Dans son article 5, cette loi stipule à l’alinéa 3 que «  toutes les formes d’association (autres que les associations étrangères et religieuses) sont soumises au régime de déclaration », et à l’alinéa 4 que «  les partis politiques et les syndicats sont régis par les textes particuliers ».

Dans l’alinéa 3 de l’article 7 il est dit : « le silence du préfet gardé pendant deux mois après le dépôt du dossier de déclaration vaut acceptation et emporte acquisition de la personnalité juridique ».

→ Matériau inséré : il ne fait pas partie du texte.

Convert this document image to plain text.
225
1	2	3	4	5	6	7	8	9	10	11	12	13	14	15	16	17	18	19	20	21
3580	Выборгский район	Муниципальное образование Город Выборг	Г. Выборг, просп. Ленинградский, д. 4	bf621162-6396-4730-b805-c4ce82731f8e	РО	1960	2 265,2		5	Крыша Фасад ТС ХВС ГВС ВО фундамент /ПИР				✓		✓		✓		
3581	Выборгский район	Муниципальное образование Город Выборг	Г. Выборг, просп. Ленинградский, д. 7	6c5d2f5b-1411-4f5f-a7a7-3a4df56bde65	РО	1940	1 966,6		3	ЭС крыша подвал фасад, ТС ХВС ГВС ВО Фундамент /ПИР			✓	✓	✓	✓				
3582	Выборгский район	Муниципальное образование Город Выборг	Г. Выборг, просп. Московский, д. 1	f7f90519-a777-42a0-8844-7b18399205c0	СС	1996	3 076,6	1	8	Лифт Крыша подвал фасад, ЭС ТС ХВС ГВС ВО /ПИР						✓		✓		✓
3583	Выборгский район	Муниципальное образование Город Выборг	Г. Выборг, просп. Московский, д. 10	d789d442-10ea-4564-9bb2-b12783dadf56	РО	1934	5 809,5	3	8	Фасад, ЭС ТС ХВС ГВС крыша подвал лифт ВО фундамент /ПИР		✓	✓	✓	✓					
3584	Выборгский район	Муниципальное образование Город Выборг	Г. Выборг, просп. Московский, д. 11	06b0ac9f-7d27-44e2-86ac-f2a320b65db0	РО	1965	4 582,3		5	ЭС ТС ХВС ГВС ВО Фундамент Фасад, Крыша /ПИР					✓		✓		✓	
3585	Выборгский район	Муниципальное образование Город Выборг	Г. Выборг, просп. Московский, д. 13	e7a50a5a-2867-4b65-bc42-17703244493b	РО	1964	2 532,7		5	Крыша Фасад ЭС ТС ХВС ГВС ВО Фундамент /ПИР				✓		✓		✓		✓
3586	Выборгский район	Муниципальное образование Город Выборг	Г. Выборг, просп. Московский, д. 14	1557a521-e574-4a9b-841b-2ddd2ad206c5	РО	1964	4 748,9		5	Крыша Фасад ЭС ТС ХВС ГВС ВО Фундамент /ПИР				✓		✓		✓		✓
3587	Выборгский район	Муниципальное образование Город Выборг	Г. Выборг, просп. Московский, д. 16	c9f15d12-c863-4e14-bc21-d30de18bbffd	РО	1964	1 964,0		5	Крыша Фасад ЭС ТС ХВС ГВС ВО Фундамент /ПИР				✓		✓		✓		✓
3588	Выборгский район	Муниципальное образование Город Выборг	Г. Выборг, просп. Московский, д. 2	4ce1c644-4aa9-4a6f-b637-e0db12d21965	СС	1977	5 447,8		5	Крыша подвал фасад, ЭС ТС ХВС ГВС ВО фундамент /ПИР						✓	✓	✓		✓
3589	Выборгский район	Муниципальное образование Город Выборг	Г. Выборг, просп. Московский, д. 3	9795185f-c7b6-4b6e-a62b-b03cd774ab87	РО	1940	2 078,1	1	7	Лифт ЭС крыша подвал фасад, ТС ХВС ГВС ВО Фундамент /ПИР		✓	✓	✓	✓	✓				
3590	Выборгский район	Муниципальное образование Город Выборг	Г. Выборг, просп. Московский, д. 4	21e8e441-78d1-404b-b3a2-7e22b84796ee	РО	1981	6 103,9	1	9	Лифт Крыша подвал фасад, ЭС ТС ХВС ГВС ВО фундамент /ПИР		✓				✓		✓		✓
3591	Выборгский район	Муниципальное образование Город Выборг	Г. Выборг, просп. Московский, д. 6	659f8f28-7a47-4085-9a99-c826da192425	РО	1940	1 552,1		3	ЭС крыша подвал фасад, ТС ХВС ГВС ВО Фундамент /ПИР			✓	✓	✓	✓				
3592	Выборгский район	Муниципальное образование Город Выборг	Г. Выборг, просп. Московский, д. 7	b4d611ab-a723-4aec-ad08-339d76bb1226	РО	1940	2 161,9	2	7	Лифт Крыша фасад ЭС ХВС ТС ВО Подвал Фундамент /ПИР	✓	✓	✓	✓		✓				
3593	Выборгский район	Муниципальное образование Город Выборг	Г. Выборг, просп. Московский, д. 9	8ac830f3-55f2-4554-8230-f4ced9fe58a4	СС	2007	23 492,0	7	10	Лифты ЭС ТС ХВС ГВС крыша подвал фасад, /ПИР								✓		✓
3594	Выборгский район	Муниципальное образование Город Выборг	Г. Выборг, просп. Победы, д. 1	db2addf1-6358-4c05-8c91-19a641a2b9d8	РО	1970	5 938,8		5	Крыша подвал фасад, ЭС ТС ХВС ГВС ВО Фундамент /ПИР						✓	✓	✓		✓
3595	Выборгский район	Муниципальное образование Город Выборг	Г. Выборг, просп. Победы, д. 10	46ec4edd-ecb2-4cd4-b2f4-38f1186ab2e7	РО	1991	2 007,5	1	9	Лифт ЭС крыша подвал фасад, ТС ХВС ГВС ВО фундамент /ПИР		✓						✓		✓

L’article 35 qui abroge la loi N°67/LF/19 du 12 juin 1967 sur la liberté d’association précise par ailleurs que celle – ci est remplacée  par les dispositions de « la présente loi » (en l’occurrence la loi 90).

 

 

 

    • La loi N° 92/007 du 14 Août 1992 portant Code du Travail

 

Cette loi dispose dans son article 3 que « la loi reconnaît aux travailleurs et aux employeurs, sans restriction d’aucune sorte et sans autorisation préalable le droit de créer librement des syndicats professionnels … ».

 

D’autres dispositions allant dans le même sens et reconnues dans la loi sus-citée donnent d’avantage de détails sur les procédures.

 

C’est à ces dispositions légales et réglementaires que le SYNCAEE, syndicat professionnel regroupant une certaine catégorie d’agents du secteur public (les contractuels et agents décisionnaires de l’Etat) régie par le code du travail s’est conformé pour son existence légale.

 

L’on peut en outre évoquer dans le même sens, les décrets N° 94/199 du 07 octobre 1994 portant Statut Général de la Fonction Publique, décret modifié et complété par le décret N° 2000 / 287 du 12 Octobre 2000, notamment les articles 21 alinéas 1 et 2 ; 23 alinéa 2 ; 51 alinéa (e) et 55.

 

 

 

 

II- AU PLAN INTERNATIONAL 

 

    • La déclaration universelle des droits de l’homme stipule à l’article 23 alinéa 4 que « toute personne a le droit de fonder avec d’autres des syndicats et de s’affilier à des syndicats pour la défense de ses intérêts » ;

 

    • La convention N° 87 de l’OIT, déjà évoquée plus haut et ratifiée par le Cameroun le 07 Juin 1960 est suffisamment claire dans les 21 articles qui le constituent ;

 

    • La convention N° 98 de l’OIT concernant l’application des principes du droit d’organisation et de négociation collective est tout aussi élégante en matière de droit syndical. Cette convention a été ratifiée par le Cameroun en 1962.

 

III- CONCLUSION

 

    • La loi N° 67/LF/19 du 12 juin 1967 dans le cadre de laquelle les syndicats relevant du statut général de la fonction publique doivent se constituer étant abrogée ;

 

    • L’obsolescence de la loi N° 68/LF/19 du 18 Novembre 1968 relative aux associations ou syndicats professionnels non régis par le code de travail ayant été reconnue par le gouvernement Camerounais comme relevé plus haut ;

 

    •  
    • La CSP ayant été déclarée à la préfecture du Mfoundi et son dossier transmis par le préfet au Ministère de l’Administration Territoriale sous le N° 00244/J06/BAPP en Date du 1er Août 2001 ;

 

    • Le délai de deux mois prescrit dans l’alinéa 3 de l’article 7 de la loi N° 90/053 sus citées étant largement dépassé ;

 

La personnalité juridique de la Centrale Syndicale du Secteur Public (CSP) ne souffre d’aucune contestation.